Monday, October 27, 2008

Vice Clamps Aren't Dangerous?

I wanted to take this opportunity to explain the risks associated with putting your nuts in a vice clamp. There are far too many young Americans who foolishly partake in this atrocious behavior without knowing the facts.

Here are what the studies find:

Fact: Vice clamps are not kidding around. When a vice clamp decides to squish your nuts, your nuts will explode.

Fact: Exploding nuts hurt really bad.
Exploding peanuts – no pain.
Exploding cashews – no pain.
Exploding parts of your body that contain testicles – mild to extreme pain.

Fact: Depending on the size of your nuts, clean-up can be very difficult.
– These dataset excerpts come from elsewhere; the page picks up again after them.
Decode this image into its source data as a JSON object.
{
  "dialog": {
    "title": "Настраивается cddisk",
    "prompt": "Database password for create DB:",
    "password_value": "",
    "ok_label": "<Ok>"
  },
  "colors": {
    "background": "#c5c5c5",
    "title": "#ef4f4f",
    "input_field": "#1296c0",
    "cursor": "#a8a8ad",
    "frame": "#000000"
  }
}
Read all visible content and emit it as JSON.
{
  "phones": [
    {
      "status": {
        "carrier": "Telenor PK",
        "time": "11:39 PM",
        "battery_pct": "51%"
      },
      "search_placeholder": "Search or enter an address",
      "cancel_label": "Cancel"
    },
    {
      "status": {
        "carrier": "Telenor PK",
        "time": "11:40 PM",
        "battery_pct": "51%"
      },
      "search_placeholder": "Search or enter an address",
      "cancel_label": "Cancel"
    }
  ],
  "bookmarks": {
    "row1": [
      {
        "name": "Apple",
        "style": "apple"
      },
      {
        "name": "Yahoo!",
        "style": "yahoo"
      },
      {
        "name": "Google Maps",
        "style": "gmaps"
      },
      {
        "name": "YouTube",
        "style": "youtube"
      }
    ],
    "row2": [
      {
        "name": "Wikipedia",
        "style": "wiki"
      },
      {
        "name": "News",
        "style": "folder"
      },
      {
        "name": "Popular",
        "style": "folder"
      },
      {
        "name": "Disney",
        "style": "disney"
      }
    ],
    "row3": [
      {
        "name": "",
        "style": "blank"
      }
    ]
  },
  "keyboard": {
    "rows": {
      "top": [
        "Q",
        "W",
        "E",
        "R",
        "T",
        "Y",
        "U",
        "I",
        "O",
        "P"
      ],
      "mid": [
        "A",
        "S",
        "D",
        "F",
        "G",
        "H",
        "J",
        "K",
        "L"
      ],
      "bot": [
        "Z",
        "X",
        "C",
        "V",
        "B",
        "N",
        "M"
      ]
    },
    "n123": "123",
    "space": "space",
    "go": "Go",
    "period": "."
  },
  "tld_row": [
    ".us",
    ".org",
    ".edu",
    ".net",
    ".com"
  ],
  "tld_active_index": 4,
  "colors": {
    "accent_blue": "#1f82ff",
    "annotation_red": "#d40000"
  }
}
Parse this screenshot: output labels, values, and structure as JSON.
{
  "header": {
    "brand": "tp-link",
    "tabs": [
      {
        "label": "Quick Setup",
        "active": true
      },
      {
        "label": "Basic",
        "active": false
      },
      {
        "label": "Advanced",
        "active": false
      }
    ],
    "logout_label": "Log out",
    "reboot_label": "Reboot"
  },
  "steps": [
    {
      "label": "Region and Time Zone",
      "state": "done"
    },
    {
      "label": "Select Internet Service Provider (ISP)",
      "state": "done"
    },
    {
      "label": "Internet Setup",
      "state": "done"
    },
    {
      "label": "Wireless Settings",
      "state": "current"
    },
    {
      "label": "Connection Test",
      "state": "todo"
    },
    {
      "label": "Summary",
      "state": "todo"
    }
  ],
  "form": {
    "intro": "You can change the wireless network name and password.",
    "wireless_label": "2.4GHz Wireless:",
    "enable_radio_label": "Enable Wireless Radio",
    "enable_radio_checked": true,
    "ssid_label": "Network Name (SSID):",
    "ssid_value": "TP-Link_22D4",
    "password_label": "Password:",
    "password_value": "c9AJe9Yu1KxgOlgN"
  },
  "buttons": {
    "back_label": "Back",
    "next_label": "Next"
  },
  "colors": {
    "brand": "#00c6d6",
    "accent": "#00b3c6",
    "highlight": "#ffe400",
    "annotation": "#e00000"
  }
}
Fact: Exploding nuts will cause blindness, cotton-mouth, fatigue, loss of hearing, diminishing sense of touch, inappropriate screaming, increase in blood pressure, loss of blood, use of profanity, mild discomfort in muscles, nausea, as well as some sexual side effects.

Fact: Nuts do not regenerate, do not contain caramel centers, do not release ink when frightened, do not contain expensive pearls and do not like to sleep in a vice clamp.

Fact: Putting your nuts in a vice clamp has never solved anything... and doesn't look good on the ol' resumé.

Wednesday, October 8, 2008

Does this mean we're through?

After a fourteen year love affair with the foot-long sandwich I am officially dumping it's ass. There comes a time in every man's life when he asks himself, "Am I getting anything out of this relationship that satisfies my hunger and/or sexual desire?"

Well, I definitely got something alright, but unfortunately it was a Pot Belly (with some extra large Love Handles, am I right?... OMG that's sooo funny). But seriously, I also received the gift of herpes. On my junk. Yeah I worried about STDs but I never thought I would actually catch anything... but catch I did... like a sacrifice fly in the bottom of the 9th inning which brought home the go-ahead run. I caught it like a left hook to the chin in the 12th round which introduced my face to the mat. I caught it like a case of jock itch after the community towel makes it's way through the football locker room (which also happens to be a good way to catch genital herpes I may add).

What sucks though, is now I have to end my relationship with pickles too. I wish I didn't have to... but I do. The only time I have pickles is when I have a sandwich... kinda of a menage-a-trois thing really. Man, there are things pickles can do that I didn't even know were possible. Seriously, pickles are truly crazy. I had pickles in the movie theater once. I also had pickles in the basement of my jr. high school. I even had pickles (multiple times) in the mens room... on an airplane!

(Sigh)

Oh well. It was fun while it lasted. But now I have more important things to worry about. Like... how am I gonna get rid of these terrible sores? And what am I gonna eat for lunch? And... how am I gonna support a little 6-inch of my own? Didn't I tell you? My sandwich is pregnant.